John Hammond jr's So Many Roads is another fine document in the history of the blues revival of the 1960's. John Hammond jr was the son of famed record producer John Hammond who had produced the likes of Billie Holiday and Count Basie. Hammond jr had developed an interest in blues whilst in his teens and signed with the Vanguard label in 1962.

 Like The Paul Butterfield Blues band Hammond jr mined the bountiful catalogue of Chicago rhythm and blues. It's an album that has it's detractors with most criticism aimed at Hammond's vocals, although I think he gives a great barrelhouse interpretation. What lifts this album is the calibre of musicians, Robbie Robertson, Levon Helm and Garth Hudson who at that point were known as the Hawks had jammed with Hammond during a stint working the Peppermint lounge in 1964. Also featured on the album is the great harmonica player Charlie Musselwhite, Mike Bloomfield who ironically contributes piano and Chicago session bassist Jimmy Lewis.

The Hawks by this point were building a strong live reputation as one of the best R&B bands going around, Hammond was blown away by their playing and was eager to have them back him in the studio, his label Vanguard were less than enthusiastic but Hammond manage to convince them of the merits of the musicians. It was a great call because the Hawks help shape an album of raw, powerful blues with that characteristic tight sound that the Hawks had developed. The album starts off with the Willie Dixon penned Down in the Bottom and the first thing you really hear is Robbie's wailing guitar, that familiar bending of string and the sonic assault that was captivating young guitar players through the clubs in Canada and the south. Charlie Musselwhite plays a brilliant foil to Robertson, with sharp blasts of the harp. The Muddy Waters classic Long Distance Call allows Hammond and the band to get down and dirty with a funky slow blues, Musselwhite floats in and out of the song, playing alongside Robertson one minute and then coming in behind Hammonds vocals. They then do a raucous take of Who Do You Love which Robbie had lifted to exalted heights the year before when backing Ronnie Hawkins on his famous Roulette records 45. Hammond jr keeps it in the low down vein with another Waters cover I Want You To Love Me, the sound is so tight but it's got some real fire to it.

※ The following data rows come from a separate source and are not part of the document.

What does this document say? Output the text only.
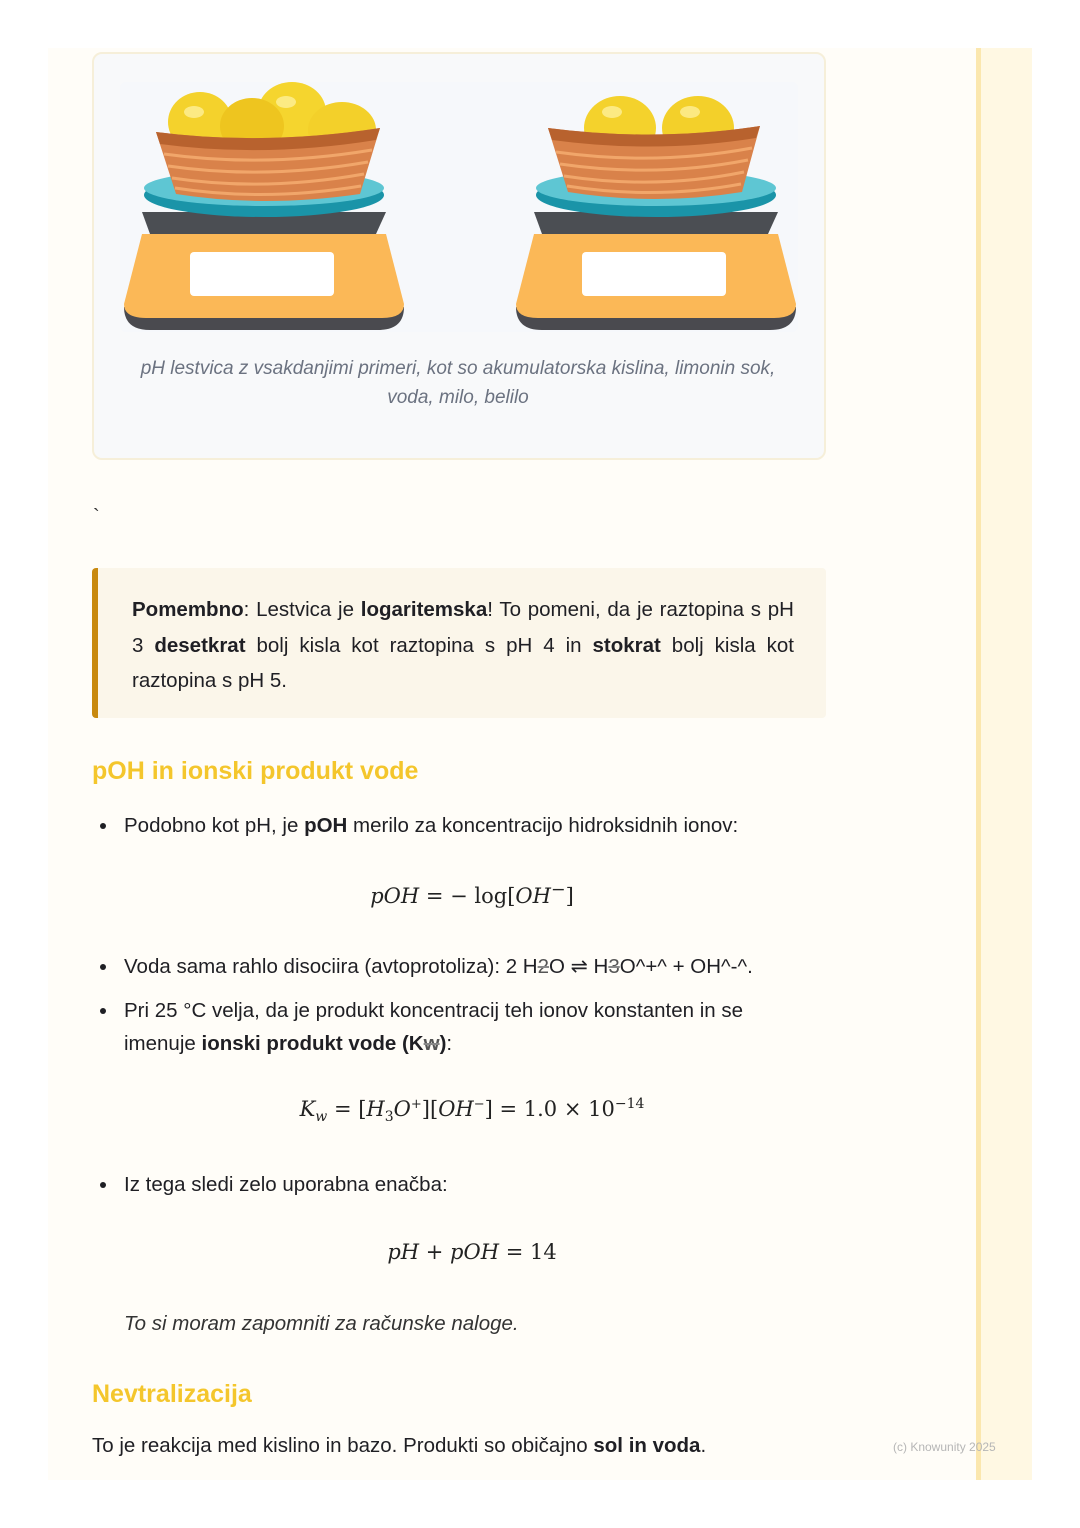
pH lestvica z vsakdanjimi primeri, kot so akumulatorska kislina, limonin sok, voda, milo, belilo
`
Pomembno: Lestvica je logaritemska! To pomeni, da je raztopina s pH 3 desetkrat bolj kisla kot raztopina s pH 4 in stokrat bolj kisla kot raztopina s pH 5.
pOH in ionski produkt vode
Podobno kot pH, je pOH merilo za koncentracijo hidroksidnih ionov:
pOH = − log[OH−]
Voda sama rahlo disociira (avtoprotoliza): 2 H2O ⇌ H3O^+^ + OH^-^.
Pri 25 °C velja, da je produkt koncentracij teh ionov konstanten in se imenuje ionski produkt vode (Kw):
$K_w = [H_3O^+][OH^-] = 1.0 \times 10^{-14}$
Iz tega sledi zelo uporabna enačba:
pH + pOH = 14
To si moram zapomniti za računske naloge.
Nevtralizacija
To je reakcija med kislino in bazo. Produkti so običajno sol in voda.	(c) Knowunity 2025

The apocalyptic Judgement Day is given a workout with some firey organ work from Garth Hudson who just blankets this song with some amazing chords, even in the early 60's his genius was on show. Levon for his part really lays that jungle beat down in the pocket, whilst Charlie Musselwhite just pours more fat on to the fire. So Many Roads, So Many Trains lifts the tempo a notch after a slow burning intro from Robbie. Rambling Blues was a song I was first introduced to on a Band documentary and I was blown away by the opening guitar cadence, Robbie was as good a blues player as there was going around at that time, he may have even been better than Mike Bloomfield. Hammond jr dips into the Bo Diddley canon again for O Yea which is done with lascivious glee, the solo from Garth is once again incredible, jazzy and soulful all in one. You Can't Judge a Book By It's Cover has a real urgency to it and a more rock and roll feel to it. Gambling Blues is one of the best tracks on the album, a slow pounding blues with Musselwhite stretching each harp note adding to the gambler's sense of desperation and isolation. Another classic Water's song Baby Please Don't Go has a more lo fi feel to it with some swirling organ work from Hudson.

Hammond jr went on to cut some great records for Vanguard and he also recorded some fine sessions at Muscle Shoals in the late 60's. He still records and tours and is highly respected as a great purveyor of the blues.